Ainda, a declaração de Edmilson Mota de Oliveira (Vaqueiro):
[…] a testemunha frenquentemente comparecia na propriedade,
pertencente ao requerido, com o fim de domar animais. Algumas vezes em que
comparecia na propriedade para realizar o trabalho, encontrava o requerido, outras
vezes não, assim como o filho do requerido.
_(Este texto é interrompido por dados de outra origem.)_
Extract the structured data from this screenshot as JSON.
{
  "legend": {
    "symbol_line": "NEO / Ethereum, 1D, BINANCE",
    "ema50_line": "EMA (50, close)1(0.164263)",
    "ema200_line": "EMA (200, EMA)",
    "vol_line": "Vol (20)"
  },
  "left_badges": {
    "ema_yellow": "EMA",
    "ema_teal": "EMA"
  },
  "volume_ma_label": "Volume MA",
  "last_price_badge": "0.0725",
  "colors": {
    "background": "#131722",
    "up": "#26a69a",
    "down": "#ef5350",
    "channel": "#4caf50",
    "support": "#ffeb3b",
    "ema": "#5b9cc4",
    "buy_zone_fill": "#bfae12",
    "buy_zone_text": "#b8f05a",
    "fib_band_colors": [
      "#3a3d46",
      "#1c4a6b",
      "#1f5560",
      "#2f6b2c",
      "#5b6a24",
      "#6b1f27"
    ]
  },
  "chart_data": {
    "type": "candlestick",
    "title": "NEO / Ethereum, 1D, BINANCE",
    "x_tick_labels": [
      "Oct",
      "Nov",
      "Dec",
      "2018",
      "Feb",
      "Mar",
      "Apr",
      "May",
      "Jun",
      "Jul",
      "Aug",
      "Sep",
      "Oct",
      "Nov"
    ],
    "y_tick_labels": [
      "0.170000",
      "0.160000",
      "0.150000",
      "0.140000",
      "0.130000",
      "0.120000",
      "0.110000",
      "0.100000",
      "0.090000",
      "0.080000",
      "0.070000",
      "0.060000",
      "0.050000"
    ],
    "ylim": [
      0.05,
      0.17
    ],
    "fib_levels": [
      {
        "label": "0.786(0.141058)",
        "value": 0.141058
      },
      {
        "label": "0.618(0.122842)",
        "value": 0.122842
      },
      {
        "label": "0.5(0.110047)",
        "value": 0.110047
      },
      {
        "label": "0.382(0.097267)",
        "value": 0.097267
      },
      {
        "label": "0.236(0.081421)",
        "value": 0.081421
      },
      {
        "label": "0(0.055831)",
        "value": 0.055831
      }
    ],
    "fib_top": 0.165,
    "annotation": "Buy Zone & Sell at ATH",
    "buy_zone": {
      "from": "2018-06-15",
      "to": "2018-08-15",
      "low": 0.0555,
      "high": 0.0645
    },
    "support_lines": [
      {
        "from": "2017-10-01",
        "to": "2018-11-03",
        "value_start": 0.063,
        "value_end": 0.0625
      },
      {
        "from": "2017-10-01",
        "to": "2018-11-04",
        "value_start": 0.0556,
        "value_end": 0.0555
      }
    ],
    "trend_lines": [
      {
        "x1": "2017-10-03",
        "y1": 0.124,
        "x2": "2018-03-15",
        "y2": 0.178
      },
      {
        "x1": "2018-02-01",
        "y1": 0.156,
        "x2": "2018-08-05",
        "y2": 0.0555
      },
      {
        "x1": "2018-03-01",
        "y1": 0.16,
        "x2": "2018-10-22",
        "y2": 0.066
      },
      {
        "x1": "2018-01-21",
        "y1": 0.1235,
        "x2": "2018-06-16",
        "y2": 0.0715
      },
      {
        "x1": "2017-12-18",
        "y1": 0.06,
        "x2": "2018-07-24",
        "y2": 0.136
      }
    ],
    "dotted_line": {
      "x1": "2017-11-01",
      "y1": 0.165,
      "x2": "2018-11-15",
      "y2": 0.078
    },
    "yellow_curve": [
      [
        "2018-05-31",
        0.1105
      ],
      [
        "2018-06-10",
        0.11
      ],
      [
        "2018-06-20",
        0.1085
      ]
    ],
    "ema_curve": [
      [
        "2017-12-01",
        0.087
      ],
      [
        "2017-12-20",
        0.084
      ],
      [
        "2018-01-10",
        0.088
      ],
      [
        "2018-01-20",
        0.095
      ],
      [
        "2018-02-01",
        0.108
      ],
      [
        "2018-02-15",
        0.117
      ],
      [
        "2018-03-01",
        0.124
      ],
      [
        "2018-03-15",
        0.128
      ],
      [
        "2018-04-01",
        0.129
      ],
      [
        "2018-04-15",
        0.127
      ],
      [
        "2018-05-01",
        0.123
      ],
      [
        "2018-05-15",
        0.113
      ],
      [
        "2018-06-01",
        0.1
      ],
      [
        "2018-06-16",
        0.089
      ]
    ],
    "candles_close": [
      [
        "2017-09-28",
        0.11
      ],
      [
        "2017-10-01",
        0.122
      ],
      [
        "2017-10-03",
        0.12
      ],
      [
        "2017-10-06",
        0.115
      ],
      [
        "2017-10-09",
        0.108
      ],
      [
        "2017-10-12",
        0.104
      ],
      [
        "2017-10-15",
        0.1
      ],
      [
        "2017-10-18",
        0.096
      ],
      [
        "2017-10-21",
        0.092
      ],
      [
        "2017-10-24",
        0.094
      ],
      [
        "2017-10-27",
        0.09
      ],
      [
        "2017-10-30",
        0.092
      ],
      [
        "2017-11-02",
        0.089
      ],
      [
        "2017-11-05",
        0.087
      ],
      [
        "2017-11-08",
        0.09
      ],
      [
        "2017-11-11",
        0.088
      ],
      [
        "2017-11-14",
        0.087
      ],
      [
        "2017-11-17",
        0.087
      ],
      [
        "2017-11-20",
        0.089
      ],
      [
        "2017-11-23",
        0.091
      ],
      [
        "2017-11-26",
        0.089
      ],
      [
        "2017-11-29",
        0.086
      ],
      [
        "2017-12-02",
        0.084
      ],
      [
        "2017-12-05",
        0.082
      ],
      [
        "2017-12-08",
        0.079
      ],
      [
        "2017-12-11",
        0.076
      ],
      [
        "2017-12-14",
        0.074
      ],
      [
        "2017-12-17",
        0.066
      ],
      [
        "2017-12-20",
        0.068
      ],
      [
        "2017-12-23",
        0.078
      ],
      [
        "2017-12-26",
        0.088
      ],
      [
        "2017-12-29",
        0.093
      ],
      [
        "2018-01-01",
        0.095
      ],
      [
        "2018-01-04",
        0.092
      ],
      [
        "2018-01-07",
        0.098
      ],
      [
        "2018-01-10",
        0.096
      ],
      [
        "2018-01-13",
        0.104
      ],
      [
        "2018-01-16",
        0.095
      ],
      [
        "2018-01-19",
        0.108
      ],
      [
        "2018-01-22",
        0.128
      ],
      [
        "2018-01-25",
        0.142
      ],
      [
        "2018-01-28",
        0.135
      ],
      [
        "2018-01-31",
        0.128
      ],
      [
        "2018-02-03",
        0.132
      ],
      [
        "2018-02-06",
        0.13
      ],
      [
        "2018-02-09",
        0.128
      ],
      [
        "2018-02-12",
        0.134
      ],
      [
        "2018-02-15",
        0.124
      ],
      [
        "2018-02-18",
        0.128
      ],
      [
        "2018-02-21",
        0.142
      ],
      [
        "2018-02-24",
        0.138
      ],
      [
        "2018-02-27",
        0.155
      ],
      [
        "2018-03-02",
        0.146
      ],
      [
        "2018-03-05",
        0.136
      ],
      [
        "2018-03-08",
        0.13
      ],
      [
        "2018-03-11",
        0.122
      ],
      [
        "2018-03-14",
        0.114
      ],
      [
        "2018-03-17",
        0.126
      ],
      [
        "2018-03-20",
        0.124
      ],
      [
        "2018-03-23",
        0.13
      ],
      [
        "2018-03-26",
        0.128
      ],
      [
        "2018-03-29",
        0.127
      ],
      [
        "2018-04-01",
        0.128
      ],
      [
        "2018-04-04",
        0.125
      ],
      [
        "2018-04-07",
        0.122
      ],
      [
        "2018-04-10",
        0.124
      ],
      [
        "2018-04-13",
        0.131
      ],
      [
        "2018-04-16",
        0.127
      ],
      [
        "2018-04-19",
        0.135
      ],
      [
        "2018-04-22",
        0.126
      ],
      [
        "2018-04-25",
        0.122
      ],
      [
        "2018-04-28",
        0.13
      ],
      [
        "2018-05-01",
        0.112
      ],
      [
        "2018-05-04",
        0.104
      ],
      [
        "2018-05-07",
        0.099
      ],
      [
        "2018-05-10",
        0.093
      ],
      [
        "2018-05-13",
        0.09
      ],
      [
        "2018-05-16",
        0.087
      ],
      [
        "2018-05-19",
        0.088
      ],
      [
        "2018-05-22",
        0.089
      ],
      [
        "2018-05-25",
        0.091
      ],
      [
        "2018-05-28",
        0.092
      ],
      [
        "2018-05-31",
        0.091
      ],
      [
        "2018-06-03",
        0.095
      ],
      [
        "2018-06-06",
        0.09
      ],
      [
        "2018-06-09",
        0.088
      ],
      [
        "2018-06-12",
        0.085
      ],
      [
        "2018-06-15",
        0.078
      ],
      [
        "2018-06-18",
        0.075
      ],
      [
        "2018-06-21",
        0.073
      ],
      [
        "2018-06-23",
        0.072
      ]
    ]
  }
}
A testemunha nunca viu o filho do
requerido utilizando arma de fogo, embora houvesse comentários nas
redondezas de que ele fazia uso. […] - fl. 203 – destaquei;
A mãe da vítima, Vilma Chaves Santos reportou sua declaração ao
depoimento já externado na fase policial, nos seguintes termos:
[…] que a declarante afirma que desde que passou a trabalhar no
sítio Primavera, o HOMERO passou a sempre deixar o THALIS na casa da
declarante, visto que a declarante tinha um filho único (MARCOS RANGEL)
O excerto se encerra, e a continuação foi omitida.